Experimental and First-Principles NMR Analysis of Pt(II) Complexes With O,O'-Dialkyldithiophosphate Ligands.

Polycrystalline bis(dialkyldithiophosphato)Pt(II) complexes of the form Pt{S2P(OR)2}2 (R = ethyl, iso-propyl, iso-butyl, sec-butyl or cyclo-hexyl group) were studied using solid-state 31P and 195Pt NMR spectroscopy to determine the influence of the alkyl substituents to the structure of the central chromophore. Measured anisotropic chemical shift (CS) parameters for 31P and 195Pt tensors afford more detailed chemical and structural information as compared to isotropic NMR parameters, such as chemical shifts and J-couplings, alone. Advanced theoretical modeling at hybrid DFT level including both crystal lattice and relativistic spin-orbit effects qualitatively reproduced the experimentally observed CS tensors, thus supporting the experimental analysis, as well as providing extensive orientational information for the tensors in the molecular frame. The results for 195Pt CS tensors demonstrated that differences in the alkyl substitutes of the dialkyldithiophosphate ligands in the complexes studied have an insignificant effect on the distorted-square form structure of the central PtS4 core.
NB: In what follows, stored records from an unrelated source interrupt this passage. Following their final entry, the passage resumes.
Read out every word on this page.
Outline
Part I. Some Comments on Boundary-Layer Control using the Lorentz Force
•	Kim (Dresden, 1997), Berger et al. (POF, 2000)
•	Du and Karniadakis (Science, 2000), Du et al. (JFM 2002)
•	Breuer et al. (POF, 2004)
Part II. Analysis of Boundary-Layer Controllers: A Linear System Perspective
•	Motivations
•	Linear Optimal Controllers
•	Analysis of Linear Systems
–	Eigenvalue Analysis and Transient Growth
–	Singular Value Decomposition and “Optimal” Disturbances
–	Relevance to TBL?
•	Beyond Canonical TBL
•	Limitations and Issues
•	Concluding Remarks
However, the principal values of 31P chemical shift tensors in the dialkyldithiophosphate ligands do differ significantly, which may be used to distinguish between the different complexes. Relativistic effects (both scalar and spin-orbit) were shown to be important for the NMR parameters of both 31P and 195Pt nuclei. The effects due to the periodic crystal lattice were found to be non-negligible, especially for the CS tensor of the heavy-metal 195Pt isotope. A particular correction model for incorporating lattice effects was adopted to avoid a severe deterioration of the anisotropic parameters of 195Pt due to the high requirements posed on the pseudopotential quality in such calculations. The pseudopotentials available in standard software may be inadequate for periodic calculations of anisotropic NMR parameters of heavy nuclei.